Though the people stood and stared, and did naught to shatter the peace of that bitingly cold morning, a number of halberdiers in uniforms as bright as blood splashed on the snow surrounded the prisoners, each man walking with the gleaming head of his new-polished axe turned out to show that the accused had not yet been condemned. We tried to catch Jane’s eye, but she kept her head bent over the black velvet prayer book she held open before her, her lips moving silently over the words I hoped would give her enough comfort to see her through the coming ordeal. She wore stark, unadorned, black velvet, with an equally plain hood with a black silk veil fluttering in back. Mrs. Ellen and Mrs. Tylney, also clad in austere black, followed a few steps behind. Mrs. Ellen held a black velvet cloak lined and collared with fur over her arm, and when she saw Jane shiver, she unfolded it and started to step forward.

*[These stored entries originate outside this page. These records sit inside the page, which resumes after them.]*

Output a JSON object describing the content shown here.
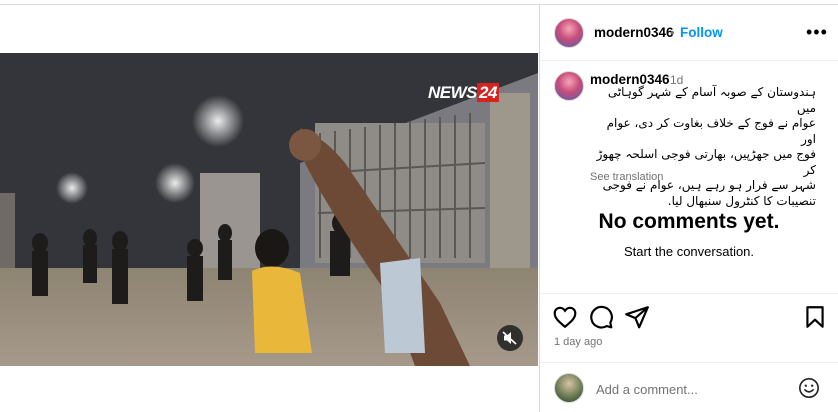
{
  "post": {
    "username": "modern0346",
    "separator": "•",
    "follow_label": "Follow",
    "more_label": "•••",
    "caption_username": "modern0346",
    "caption_time": "1d",
    "caption_lines": [
      "ہندوستان کے صوبہ آسام کے شہر گوہاٹی میں",
      "عوام نے فوج کے خلاف بغاوت کر دی، عوام اور",
      "فوج میں جھڑپیں، بھارتی فوجی اسلحہ چھوڑ کر",
      "شہر سے فرار ہو رہے ہیں، عوام نے فوجی",
      "تنصیبات کا کنٹرول سنبھال لیا."
    ],
    "see_translation": "See translation",
    "no_comments_title": "No comments yet.",
    "no_comments_sub": "Start the conversation.",
    "posted_ago": "1 day ago",
    "add_comment_placeholder": "Add a comment..."
  },
  "video": {
    "logo_text": "NEWS",
    "logo_num": "24"
  },
  "icons": {
    "like": "heart-icon",
    "comment": "comment-icon",
    "share": "share-icon",
    "save": "bookmark-icon",
    "emoji": "emoji-icon",
    "mute": "mute-icon"
  },
  "colors": {
    "accent": "#0095f6",
    "muted_text": "#737373",
    "border": "#dbdbdb"
  }
}
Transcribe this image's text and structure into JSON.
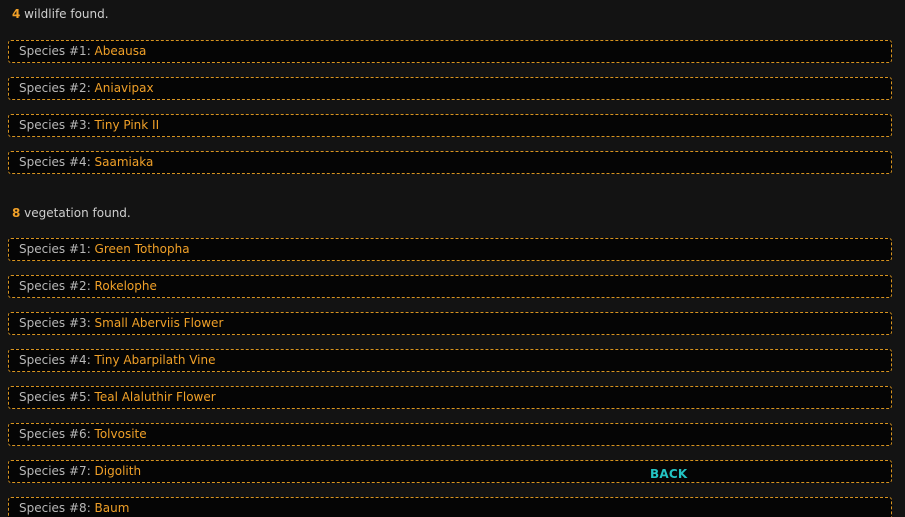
{
  "wildlife": {
    "count": "4",
    "suffix": " wildlife found.",
    "items": [
      {
        "prefix": "Species #1: ",
        "name": "Abeausa"
      },
      {
        "prefix": "Species #2: ",
        "name": "Aniavipax"
      },
      {
        "prefix": "Species #3: ",
        "name": "Tiny Pink II"
      },
      {
        "prefix": "Species #4: ",
        "name": "Saamiaka"
      }
    ]
  },
  "vegetation": {
    "count": "8",
    "suffix": " vegetation found.",
    "items": [
      {
        "prefix": "Species #1: ",
        "name": "Green Tothopha"
      },
      {
        "prefix": "Species #2: ",
        "name": "Rokelophe"
      },
      {
        "prefix": "Species #3: ",
        "name": "Small Aberviis Flower"
      },
      {
        "prefix": "Species #4: ",
        "name": "Tiny Abarpilath Vine"
      },
      {
        "prefix": "Species #5: ",
        "name": "Teal Alaluthir Flower"
      },
      {
        "prefix": "Species #6: ",
        "name": "Tolvosite"
      },
      {
        "prefix": "Species #7: ",
        "name": "Digolith"
      },
      {
        "prefix": "Species #8: ",
        "name": "Baum"
      }
    ]
  },
  "back_label": "BACK",
  "colors": {
    "accent": "#f0a028",
    "back": "#23c3c3",
    "background": "#131313"
  }
}
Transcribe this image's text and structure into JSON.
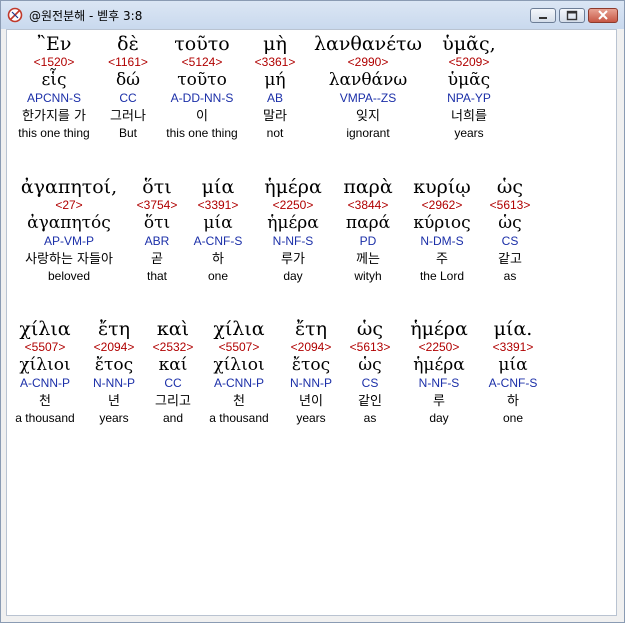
{
  "window": {
    "title": "@원전분해 - 벧후 3:8",
    "buttons": {
      "minimize": "—",
      "maximize": "□",
      "close": "✕"
    }
  },
  "rows": [
    {
      "words": [
        {
          "greek": "῍Εν",
          "strong": "<1520>",
          "lemma": "εἷς",
          "parse": "APCNN-S",
          "korean": "한가지를 가",
          "english": "this one thing"
        },
        {
          "greek": "δὲ",
          "strong": "<1161>",
          "lemma": "δώ",
          "parse": "CC",
          "korean": "그러나",
          "english": "But"
        },
        {
          "greek": "τοῦτο",
          "strong": "<5124>",
          "lemma": "τοῦτο",
          "parse": "A-DD-NN-S",
          "korean": "이",
          "english": "this one thing"
        },
        {
          "greek": "μὴ",
          "strong": "<3361>",
          "lemma": "μή",
          "parse": "AB",
          "korean": "말라",
          "english": "not"
        },
        {
          "greek": "λανθανέτω",
          "strong": "<2990>",
          "lemma": "λανθάνω",
          "parse": "VMPA--ZS",
          "korean": "잊지",
          "english": "ignorant"
        },
        {
          "greek": "ὑμᾶς,",
          "strong": "<5209>",
          "lemma": "ὑμᾶς",
          "parse": "NPA-YP",
          "korean": "너희를",
          "english": "years"
        }
      ]
    },
    {
      "words": [
        {
          "greek": "ἀγαπητοί,",
          "strong": "<27>",
          "lemma": "ἀγαπητός",
          "parse": "AP-VM-P",
          "korean": "사랑하는 자들아",
          "english": "beloved"
        },
        {
          "greek": "ὅτι",
          "strong": "<3754>",
          "lemma": "ὅτι",
          "parse": "ABR",
          "korean": "곧",
          "english": "that"
        },
        {
          "greek": "μία",
          "strong": "<3391>",
          "lemma": "μία",
          "parse": "A-CNF-S",
          "korean": "하",
          "english": "one"
        },
        {
          "greek": "ἡμέρα",
          "strong": "<2250>",
          "lemma": "ἡμέρα",
          "parse": "N-NF-S",
          "korean": "루가",
          "english": "day"
        },
        {
          "greek": "παρὰ",
          "strong": "<3844>",
          "lemma": "παρά",
          "parse": "PD",
          "korean": "께는",
          "english": "wityh"
        },
        {
          "greek": "κυρίῳ",
          "strong": "<2962>",
          "lemma": "κύριος",
          "parse": "N-DM-S",
          "korean": "주",
          "english": "the Lord"
        },
        {
          "greek": "ὡς",
          "strong": "<5613>",
          "lemma": "ὡς",
          "parse": "CS",
          "korean": "같고",
          "english": "as"
        }
      ]
    },
    {
      "words": [
        {
          "greek": "χίλια",
          "strong": "<5507>",
          "lemma": "χίλιοι",
          "parse": "A-CNN-P",
          "korean": "천",
          "english": "a thousand"
        },
        {
          "greek": "ἔτη",
          "strong": "<2094>",
          "lemma": "ἔτος",
          "parse": "N-NN-P",
          "korean": "년",
          "english": "years"
        },
        {
          "greek": "καὶ",
          "strong": "<2532>",
          "lemma": "καί",
          "parse": "CC",
          "korean": "그리고",
          "english": "and"
        },
        {
          "greek": "χίλια",
          "strong": "<5507>",
          "lemma": "χίλιοι",
          "parse": "A-CNN-P",
          "korean": "천",
          "english": "a thousand"
        },
        {
          "greek": "ἔτη",
          "strong": "<2094>",
          "lemma": "ἔτος",
          "parse": "N-NN-P",
          "korean": "년이",
          "english": "years"
        },
        {
          "greek": "ὡς",
          "strong": "<5613>",
          "lemma": "ὡς",
          "parse": "CS",
          "korean": "같인",
          "english": "as"
        },
        {
          "greek": "ἡμέρα",
          "strong": "<2250>",
          "lemma": "ἡμέρα",
          "parse": "N-NF-S",
          "korean": "루",
          "english": "day"
        },
        {
          "greek": "μία.",
          "strong": "<3391>",
          "lemma": "μία",
          "parse": "A-CNF-S",
          "korean": "하",
          "english": "one"
        }
      ]
    }
  ]
}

But Guildford, walking beside Jane, a vision in black velvet slashed with white satin and festooned with pearls, with a gay bouquet of pinks, violets, and his favourite yellow gillyflowers cut from silk to brighten the winter gloom pinned festively to his feathered hat, fell back a step and took it from her. He moved behind Jane and most tenderly draped it around her thin, trembling shoulders. But Jane never even looked up, much less glanced back, and I sincerely doubt she uttered even one word of thanks. Guildford, with a sorrowful expression, let his hands fall from where they had lingered on her shoulders and fell back in step beside her.

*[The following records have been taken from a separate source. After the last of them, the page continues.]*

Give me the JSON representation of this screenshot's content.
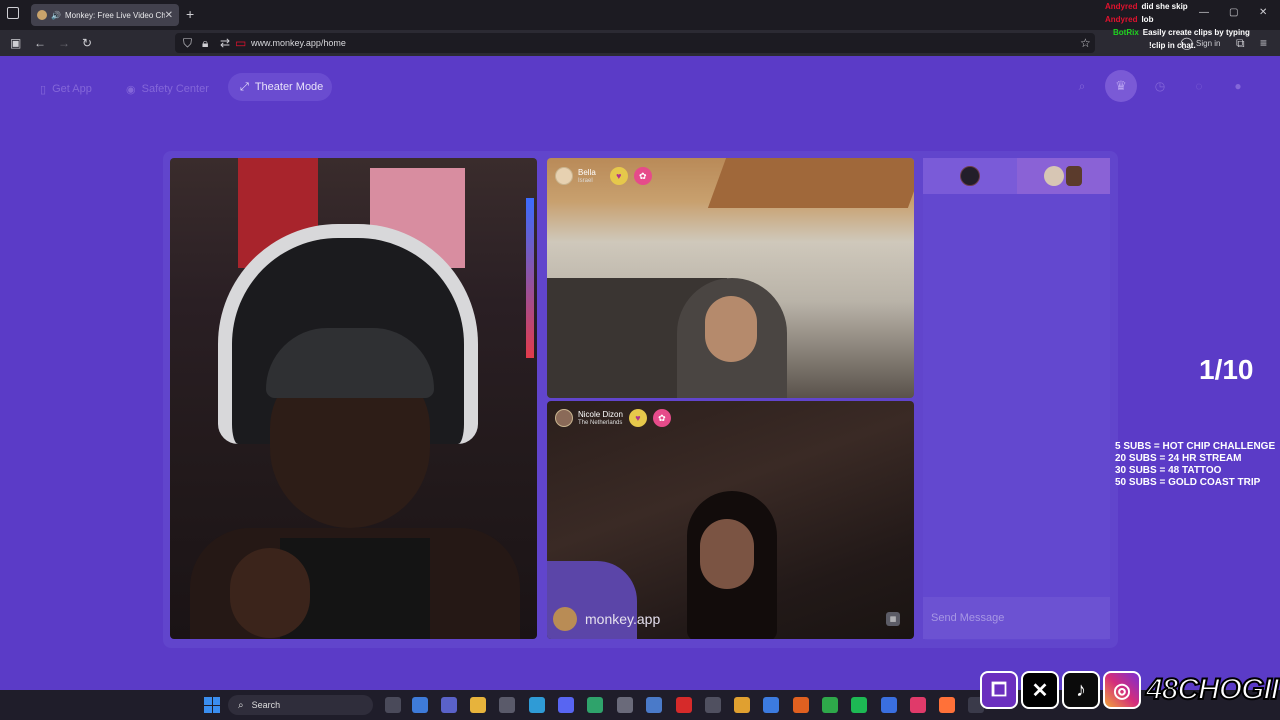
{
  "browser": {
    "tab_title": "Monkey: Free Live Video Ch",
    "url": "www.monkey.app/home",
    "sign_in": "Sign in"
  },
  "stream_chat": [
    {
      "user": "Andyred",
      "message": "did she skip"
    },
    {
      "user": "Andyred",
      "message": "lob"
    },
    {
      "user": "BotRix",
      "message": "Easily create clips by typing"
    },
    {
      "user": "",
      "message": "!clip in chat."
    }
  ],
  "app_nav": {
    "get_app": "Get App",
    "safety_center": "Safety Center",
    "theater_mode": "Theater Mode"
  },
  "participants": [
    {
      "name": "Bella",
      "country": "Israel"
    },
    {
      "name": "Nicole Dizon",
      "country": "The Netherlands"
    }
  ],
  "watermark": "monkey.app",
  "chat_panel": {
    "send_placeholder": "Send Message"
  },
  "overlay": {
    "counter": "1/10",
    "sub_goals": [
      "5 SUBS = HOT CHIP CHALLENGE",
      "20 SUBS = 24 HR STREAM",
      "30 SUBS = 48 TATTOO",
      "50 SUBS = GOLD COAST TRIP"
    ],
    "handle": "48CHOGII"
  },
  "taskbar": {
    "search": "Search"
  },
  "colors": {
    "page_bg": "#5b3bc7",
    "panel_bg": "#6348cf",
    "username_red": "#e1122e",
    "username_green": "#1fd21f"
  }
}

Kate and I clung together and waited, our eyes never once leaving the doors of the Guildhall. I don’t think even a half hour passed before they opened again and the procession emerged to make the return journey to the Tower. Although we knew what to expect, it was still like a hard slap that left us reeling. This time the axe heads were turned to point toward Jane and Guildford, and the silent masses fell back with pitying and horrified gasps, some even daring to softly mutter “God save you!” to the condemned. Kate clutched my hand hard. “It’s just for form’s sake, it’s just for form’s sake,” she kept repeating, as though by sheer repetition she could convince herself, and me.

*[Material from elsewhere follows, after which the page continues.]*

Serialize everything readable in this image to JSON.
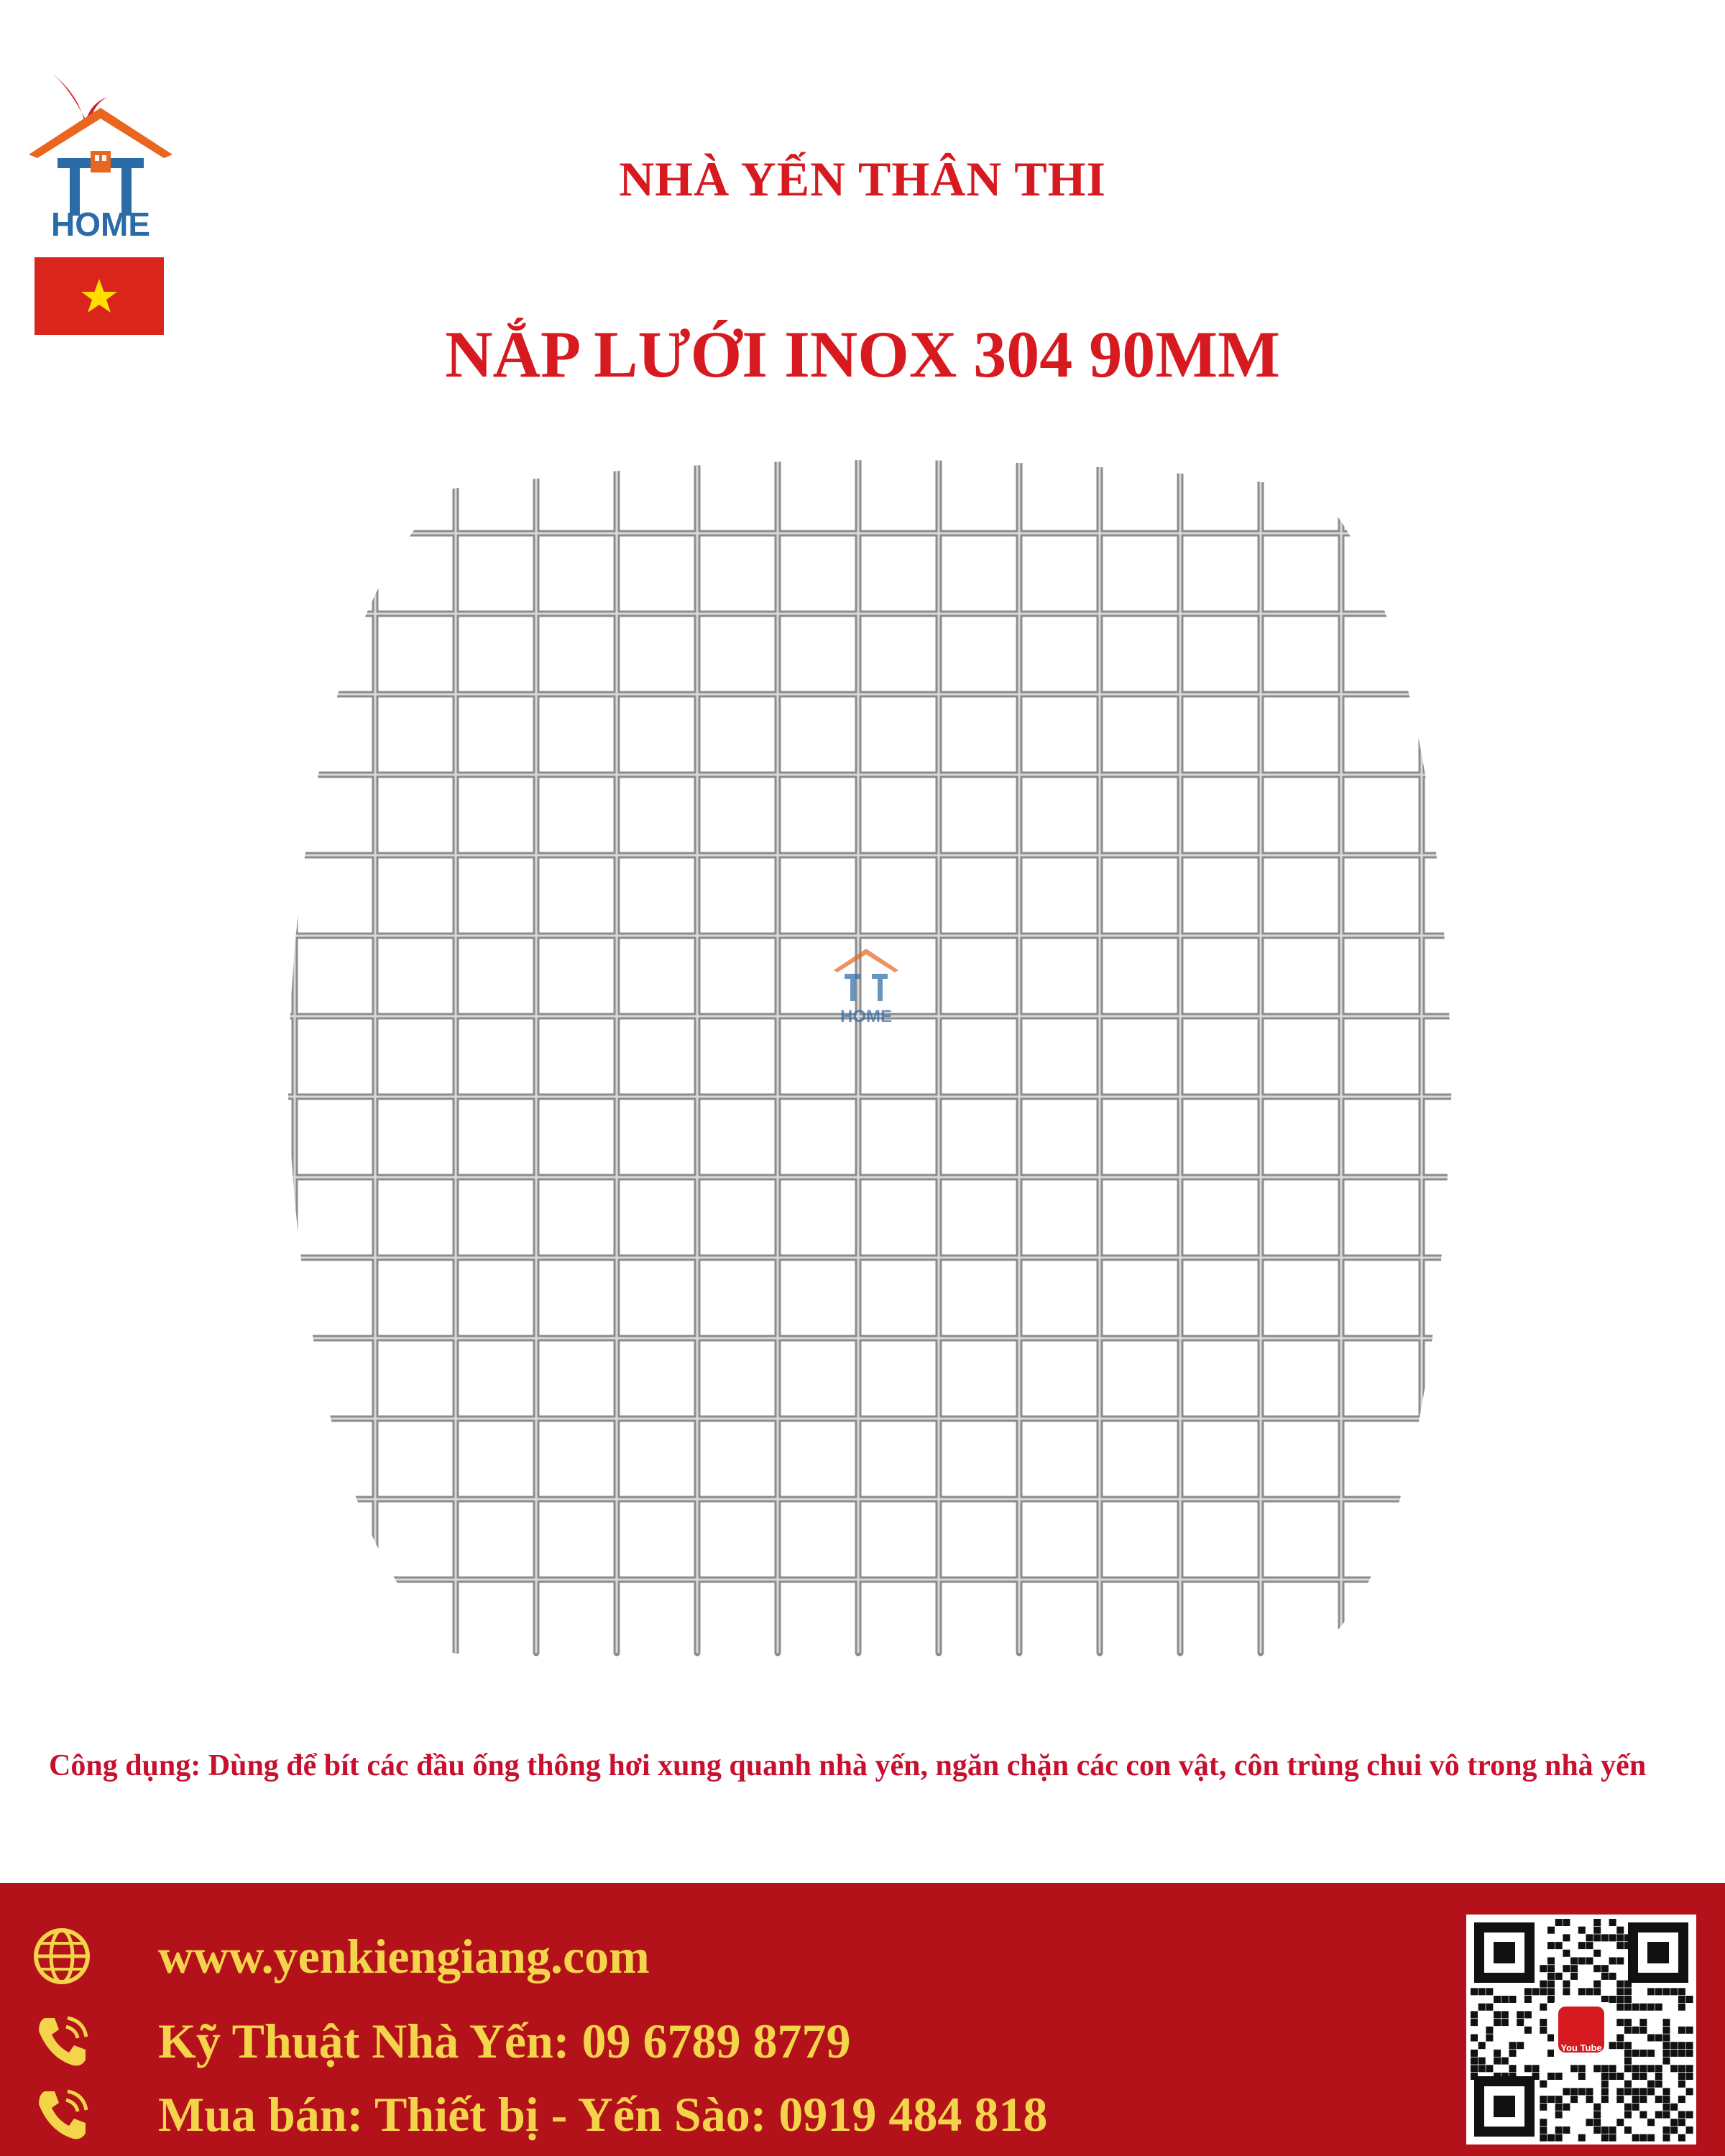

Why should it not be true? After all, we had no reason to doubt our royal cousin. Though, in truth, I would have felt much better if, during the times we had spent with her, Jane had responded with a loving sweetness and sincere gratitude instead of rudeness and hostility. Every time I looked back and remembered Jane’s behaviour at Beaulieu that Christmas I felt sick to my very soul. I could still hear Jane taking Mary’s lady-in-waiting to task for curtsying to the Host, quipping about the baker making Christ, and noisily breaking wind while Cousin Mary regaled us with stories of the saints’ lives. Deep down a part of me feared, though Cousin Mary would deny it and try to bury it beneath layers of politeness, that Jane had indeed turned our kinswoman into a secret enemy. If it came down to a choice between a sulky girl who turned her back on priests and farted when told how the pious and worthy virgin Saint Lucy had plucked out her own eyes when her pagan betrothed admired them and cried, “Here, take them! Now leave me to God!” and a golden Spanish prince, handsome, lusty, and devout, we all knew who our royal cousin would choose. I had seen the way her eyes devoured his portrait; it was the same way Father looked at plates of marzipan and Guildford Dudley, and our lady-mother regarded Adrian Stokes, the same hungry intensity, subtle and slow-burning, biding its time, trying to be patient while waiting to burst into passionate flame.